Coronavirus makes public meetings difficult to hold

Coronavirus makes public meetings difficult to hold

CITY HALL – Guidelines to keep people safe during the COVID-19 coronavirus crisis may clash with state law to make it hard for the Board of Aldermen to get anything done.

The board held its last meeting before the spring break on March 13, before the situation got bad. The board is set to hold its last meeting of the 2019-2020 session on April 20 – a day before it’s scheduled to hold its first meeting of the 2020-2021 session.

If the crisis doesn’t improve by then, the city would still be under Centers for Disease Control and Prevention Guidelines limiting gatherings to 10 people. The Board of Aldermen has 29 members, including President Lewis Reed.
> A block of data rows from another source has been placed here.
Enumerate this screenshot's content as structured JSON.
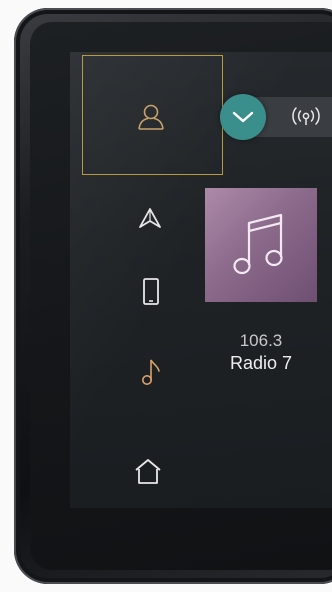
{
  "nav": {
    "items": [
      {
        "name": "profile",
        "icon": "user-icon",
        "color": "#c9a26a"
      },
      {
        "name": "navigation",
        "icon": "navigation-arrow-icon",
        "color": "#e8e8e8"
      },
      {
        "name": "phone",
        "icon": "smartphone-icon",
        "color": "#e8e8e8"
      },
      {
        "name": "media",
        "icon": "music-note-icon",
        "color": "#d9a06a"
      },
      {
        "name": "home",
        "icon": "home-icon",
        "color": "#e8e8e8"
      }
    ],
    "selection_frame_color": "#b99a3e"
  },
  "toggle": {
    "knob_icon": "chevron-down-icon",
    "knob_color": "#3a8f8d",
    "signal_icon": "radio-signal-icon"
  },
  "now_playing": {
    "album_icon": "music-notes-icon",
    "frequency": "106.3",
    "station": "Radio 7"
  }
}
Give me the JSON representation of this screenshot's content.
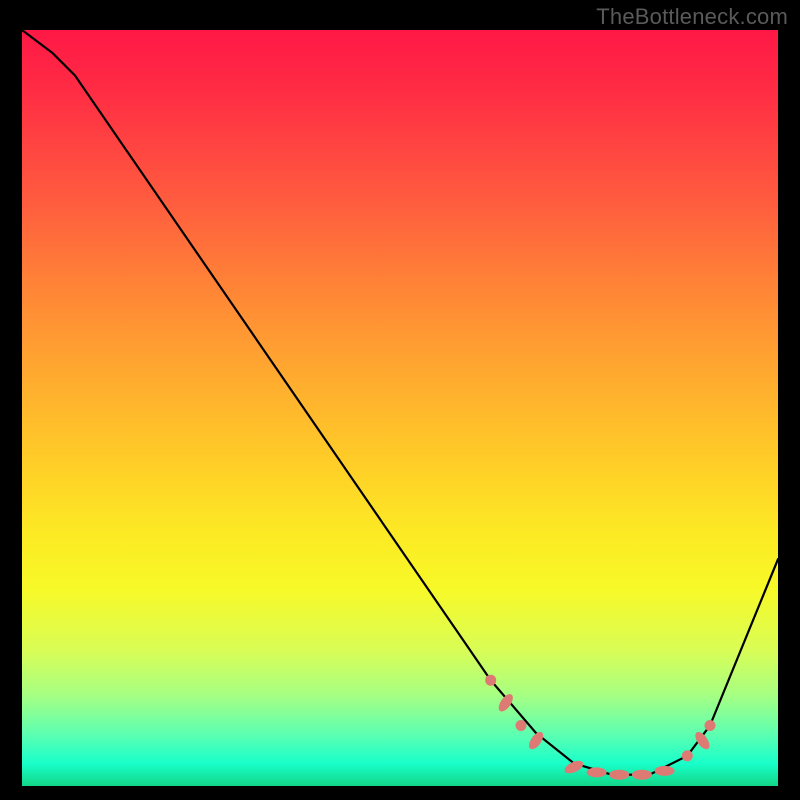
{
  "watermark": "TheBottleneck.com",
  "chart_data": {
    "type": "line",
    "title": "",
    "xlabel": "",
    "ylabel": "",
    "xlim": [
      0,
      100
    ],
    "ylim": [
      0,
      100
    ],
    "series": [
      {
        "name": "curve",
        "x": [
          0,
          4,
          7,
          62,
          68,
          73,
          78,
          83,
          88,
          91,
          100
        ],
        "y": [
          100,
          97,
          94,
          14,
          7,
          3,
          1.5,
          1.5,
          4,
          8,
          30
        ],
        "color": "#000000"
      }
    ],
    "markers": [
      {
        "x": 62,
        "y": 14,
        "shape": "dot",
        "color": "#dc7a73"
      },
      {
        "x": 64,
        "y": 11,
        "shape": "lozenge",
        "color": "#dc7a73"
      },
      {
        "x": 66,
        "y": 8,
        "shape": "dot",
        "color": "#dc7a73"
      },
      {
        "x": 68,
        "y": 6,
        "shape": "lozenge",
        "color": "#dc7a73"
      },
      {
        "x": 73,
        "y": 2.5,
        "shape": "lozenge",
        "color": "#dc7a73"
      },
      {
        "x": 76,
        "y": 1.8,
        "shape": "lozenge",
        "color": "#dc7a73"
      },
      {
        "x": 79,
        "y": 1.5,
        "shape": "lozenge",
        "color": "#dc7a73"
      },
      {
        "x": 82,
        "y": 1.5,
        "shape": "lozenge",
        "color": "#dc7a73"
      },
      {
        "x": 85,
        "y": 2,
        "shape": "lozenge",
        "color": "#dc7a73"
      },
      {
        "x": 88,
        "y": 4,
        "shape": "dot",
        "color": "#dc7a73"
      },
      {
        "x": 90,
        "y": 6,
        "shape": "lozenge",
        "color": "#dc7a73"
      },
      {
        "x": 91,
        "y": 8,
        "shape": "dot",
        "color": "#dc7a73"
      }
    ],
    "background_gradient": {
      "top_color": "#ff1846",
      "mid_color": "#ffd027",
      "bottom_color": "#12d687"
    }
  }
}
“Our office has been working with the clerk of the board and legal counsel to see how we will proceed,” said Mary Goodman, Reed’s legislative director.

It’s possible to hold a virtual meeting, Goodman said.

“The problem with doing the virtual meeting is, not everybody has access to that,” she explained. 

The Missouri Attorney General has ruled that legislative bodies can have virtual meetings, but they can’t have votes on critical items, Goodman said.

“Probably 75 percent of the things we pass are critical items,” she said.

It would be possible for all aldermen to safely spread out in the Board of Aldermen’s chambers, but the CDC guidelines wouldn’t allow it, Goodman said.

Reed was scheduled to hold a virtual meeting about the subject Friday afternoon with leaders of 65 municipalities. The meeting was scheduled by the National League of Cities. 

Meanwhile, numerous smaller bodies continue to have meetings, while others are not. Postings on the city’s website on Friday showed that scheduled meetings of the Land Clearance for Redevelopment Authority and the Preservation Board were canceled, while the Plumbing Board and the Board of Public Service hadn’t canceled their meetings. 

Obviously, the health and safety of city employees, board members, the media, and the public are our highest priority,” Jacob Long, Mayor Lyda Krewson’s director of communications, said in an email on Friday.

“If a meeting can be canceled or postponed, that’s an option,” Long wrote. If it must be held, “We are taking extra precautions like moving to larger rooms, practicing social distancing, and limiting the number of people who can attend to comply with the newest restrictions under our public health emergency.”

One example of this was Wednesday’s meeting of the Board of Estimate and Apportionment. The meeting of that board, which consists of the mayor, the comptroller and the Board of Aldermen’s president, was moved from a conference room in the mayor’s office to Room 208, a large meeting room on the second floor of City Hall.

Those attending the meeting sat apart from one another.

“Members of the public can come, submit written questions and receive answers. They can also stream some meetings live on STLTV YouTube page,” Long wrote.

“The Missouri Attorney General’s Office offered new guidance this week about conducting public businesses in the wake of the COVID-19 outbreak,” Long said. “We are working to ensure we are in compliance with those guidelines, while recognizing these are unprecedented times and special precautions must be taken.”

Meredith Pierce, a spokeswoman for the St. Louis Public Schools, said the district’s board did a telephone conference when it decided to close schools. As for the next meeting, on April 14, she said, “We wouldn’t make decisions on that unless we know what our circumstances are at that time.”